Beyond folate deficiency, current data suggest that maternal vitamin B12 deficiency may be associated with an increased risk for neural tube defects. A study in Canada recently revealed that about 1 in 20 women may be deficient in B12 in early pregnancy.11 In the study, the rate of vitamin B12 deficiency nearly doubled after 28 days gestation, which the researchers highlight may be due to the known hemodilutional effect of pregnancy. Vitamin B12 deficiency during pregnancy may also contribute to deficiency in the foetus and infant, and lead to preterm delivery. The full implications of starting pregnancy and lactation with low vitamin B12 status have not been sufficiently researched.
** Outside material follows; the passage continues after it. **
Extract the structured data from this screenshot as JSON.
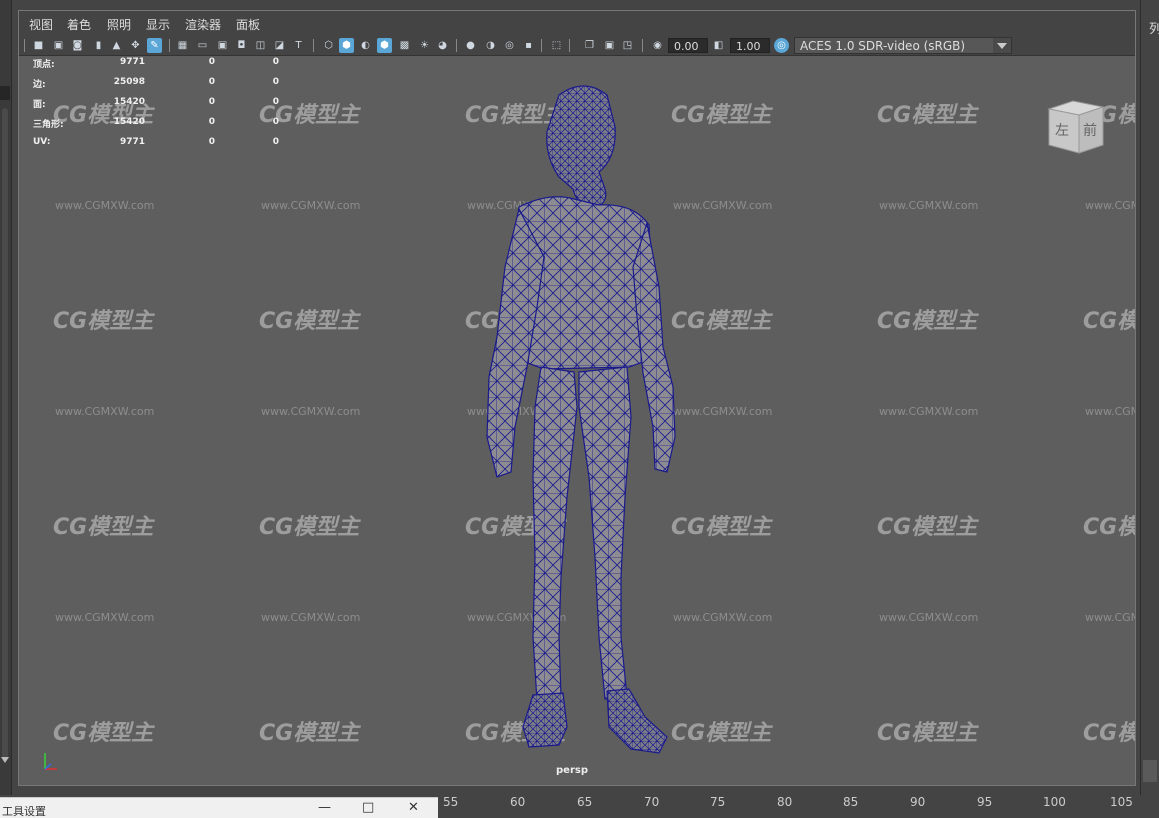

The achievement of an optimal vitamin B12 status is difficult for many older people due to age-related decreases in gastric acid production, which may prevent the release of B12 from food. Long-established as a rare but serious medical condition requiring medical management, vitamin B12 deficiency is now seen to be common worldwide, albeit subclinical in nature.12 The prevalence has been dramatically increased by also including persons with “low-normal” vitamin B12 levels. One study estimated that as many as 10% and 20% of British people aged 65-74 and greater than 75 years, respectively were at high risk of vitamin B12 deficiency.13 Theoretically, older people with mild vitamin B12 deficiency should be able to absorb free (crystalline) vitamin B12 found in fortified foods and supplements. The high prevalence of low vitamin B12 status among older adults, and treatment therefore is an important public health issue that requires further investigation. Studies are needed to define the still unproven health benefits of vitamin B12 fortification, the optimal levels of supplementation, interactions with other nutrients, and any possible adverse effects on healthy persons.